Miselis is pursuing a Ph.D. degree at VIMS under the guidance of faculty advisor Dr. Jesse McNinch. Their field studies of the barrier islands of Virginia and North Carolina are helping to explain how the depth, extent, and configuration of near-shore sand bars affect beach erosion and build-up, particularly during and after major storms.
Miselis's most recent findings, soon to appear in the Journal of Geophysical Research, indicate that the volume of sediment in the surf zone is a better predictor of long-term shoreline changes than conventional parameters such as shoreface slope or grain size.
"A volume metric that accounts for both seafloor geology and morphology better represents the geologic character of the shoreface and may help to improve existing predictive models of shoreline change," says Miselis.
"That's a very important finding," says McNinch. "Particularly in light of continued coastal development along the nation's vulnerable barrier-island shorelines."
Miselis is one of only five graduate students from the around the nation chosen for the 2005-2006 Foster award. The other four recipients hail from the University of California San Diego, the University of Rhode Island, Oregon State University, and the University of Georgia.
Miselis's receipt of the Foster Scholarship is particularly impressive, says McNinch, as it follows closely on the heels of another prestigious award—the National Defense Science and Engineering Graduate Fellowship —which supported the first three years of Miselis's research.
The Dr. Nancy Foster Scholarship recognizes the career contributions of its namesake, who served as NOAA's Assistant Administrator for Oceanic Services and Coastal Zone Management, and Director of the National Ocean Service. Foster's early understanding of marine ecosystems and their conservation, and the need to consider the interdependent roles of organisms in marine ecosystems, set her apart as a pioneer and visionary.

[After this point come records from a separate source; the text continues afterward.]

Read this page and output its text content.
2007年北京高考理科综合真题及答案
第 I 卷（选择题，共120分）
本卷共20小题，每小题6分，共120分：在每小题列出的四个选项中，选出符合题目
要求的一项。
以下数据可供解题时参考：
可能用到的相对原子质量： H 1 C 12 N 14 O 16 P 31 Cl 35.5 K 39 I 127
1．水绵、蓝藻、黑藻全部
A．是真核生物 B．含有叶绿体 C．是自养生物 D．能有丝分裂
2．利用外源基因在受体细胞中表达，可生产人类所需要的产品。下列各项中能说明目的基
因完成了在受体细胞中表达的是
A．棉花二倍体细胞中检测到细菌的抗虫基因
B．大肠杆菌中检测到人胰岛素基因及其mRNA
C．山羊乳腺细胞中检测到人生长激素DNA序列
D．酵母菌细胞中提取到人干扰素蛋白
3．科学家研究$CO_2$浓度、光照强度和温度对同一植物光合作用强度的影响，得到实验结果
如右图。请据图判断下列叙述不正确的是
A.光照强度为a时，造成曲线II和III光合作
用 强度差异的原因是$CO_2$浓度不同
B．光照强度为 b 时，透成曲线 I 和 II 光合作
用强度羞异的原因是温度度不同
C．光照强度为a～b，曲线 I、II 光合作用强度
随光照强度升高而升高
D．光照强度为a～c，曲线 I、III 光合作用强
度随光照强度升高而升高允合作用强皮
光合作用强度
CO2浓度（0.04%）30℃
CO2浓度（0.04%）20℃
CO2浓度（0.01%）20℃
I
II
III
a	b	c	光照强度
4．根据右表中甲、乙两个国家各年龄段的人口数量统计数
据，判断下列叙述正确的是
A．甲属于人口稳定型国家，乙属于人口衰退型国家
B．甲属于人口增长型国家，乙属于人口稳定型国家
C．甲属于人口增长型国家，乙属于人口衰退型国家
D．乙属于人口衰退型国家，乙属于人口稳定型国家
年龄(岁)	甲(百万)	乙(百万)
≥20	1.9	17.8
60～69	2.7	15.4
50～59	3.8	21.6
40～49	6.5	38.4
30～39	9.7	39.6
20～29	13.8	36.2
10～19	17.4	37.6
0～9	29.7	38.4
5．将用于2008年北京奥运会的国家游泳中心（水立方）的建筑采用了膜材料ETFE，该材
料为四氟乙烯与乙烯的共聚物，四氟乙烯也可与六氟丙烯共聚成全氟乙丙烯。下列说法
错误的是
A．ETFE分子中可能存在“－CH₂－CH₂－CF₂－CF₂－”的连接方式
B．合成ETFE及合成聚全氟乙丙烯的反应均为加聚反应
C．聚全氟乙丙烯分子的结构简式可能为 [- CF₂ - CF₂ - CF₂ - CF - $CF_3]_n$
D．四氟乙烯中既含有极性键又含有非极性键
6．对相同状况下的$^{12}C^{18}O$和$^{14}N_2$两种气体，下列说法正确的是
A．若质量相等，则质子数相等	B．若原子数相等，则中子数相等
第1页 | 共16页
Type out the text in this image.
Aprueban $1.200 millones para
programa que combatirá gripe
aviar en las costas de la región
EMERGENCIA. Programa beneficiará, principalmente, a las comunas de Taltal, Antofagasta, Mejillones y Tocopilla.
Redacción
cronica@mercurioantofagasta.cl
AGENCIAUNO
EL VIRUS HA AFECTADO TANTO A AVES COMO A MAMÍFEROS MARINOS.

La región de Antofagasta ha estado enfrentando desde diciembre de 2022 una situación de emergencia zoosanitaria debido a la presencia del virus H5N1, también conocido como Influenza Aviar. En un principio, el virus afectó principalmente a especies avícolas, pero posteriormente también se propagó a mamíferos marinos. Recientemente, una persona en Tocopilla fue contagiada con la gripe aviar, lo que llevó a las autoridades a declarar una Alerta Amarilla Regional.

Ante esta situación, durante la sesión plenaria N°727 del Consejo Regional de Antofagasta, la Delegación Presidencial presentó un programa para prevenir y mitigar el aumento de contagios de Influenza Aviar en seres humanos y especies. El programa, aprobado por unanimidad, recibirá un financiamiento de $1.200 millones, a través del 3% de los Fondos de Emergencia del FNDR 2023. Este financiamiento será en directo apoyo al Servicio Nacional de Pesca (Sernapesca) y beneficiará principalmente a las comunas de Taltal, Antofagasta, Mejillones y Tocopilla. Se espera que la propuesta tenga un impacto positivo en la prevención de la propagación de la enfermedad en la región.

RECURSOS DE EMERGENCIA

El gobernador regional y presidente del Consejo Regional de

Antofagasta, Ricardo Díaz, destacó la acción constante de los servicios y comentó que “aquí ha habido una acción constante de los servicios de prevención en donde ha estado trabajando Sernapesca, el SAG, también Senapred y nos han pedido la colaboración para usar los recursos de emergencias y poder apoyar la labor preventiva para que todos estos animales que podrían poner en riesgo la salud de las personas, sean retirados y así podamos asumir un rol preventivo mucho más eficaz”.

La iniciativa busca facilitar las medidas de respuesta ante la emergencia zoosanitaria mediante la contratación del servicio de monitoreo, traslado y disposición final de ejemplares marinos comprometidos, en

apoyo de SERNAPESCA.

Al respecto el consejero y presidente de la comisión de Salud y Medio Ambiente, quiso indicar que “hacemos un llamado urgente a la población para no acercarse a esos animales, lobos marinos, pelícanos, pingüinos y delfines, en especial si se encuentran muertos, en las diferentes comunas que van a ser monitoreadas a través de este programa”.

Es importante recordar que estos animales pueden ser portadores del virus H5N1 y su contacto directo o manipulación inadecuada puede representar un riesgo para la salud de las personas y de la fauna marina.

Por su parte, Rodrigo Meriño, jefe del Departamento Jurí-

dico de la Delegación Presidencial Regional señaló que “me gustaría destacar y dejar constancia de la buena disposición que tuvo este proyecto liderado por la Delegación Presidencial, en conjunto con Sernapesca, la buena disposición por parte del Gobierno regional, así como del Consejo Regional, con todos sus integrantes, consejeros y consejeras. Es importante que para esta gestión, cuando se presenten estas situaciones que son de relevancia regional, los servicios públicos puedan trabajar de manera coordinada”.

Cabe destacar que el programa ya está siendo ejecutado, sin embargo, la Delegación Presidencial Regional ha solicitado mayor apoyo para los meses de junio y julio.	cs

The Foster Scholarship Program provides support for outstanding scholarship and encourages independent graduate-level research in oceanography, marine biology, or maritime archaeology, particularly by women and members of minority groups. The scholarship carries a 12-month stipend for each student of $20,000 and an annual cost-of-education allowance of up to $12,000. Masters students may be supported for up to two years, and doctoral students for up to four years. About four scholarships are awarded each year.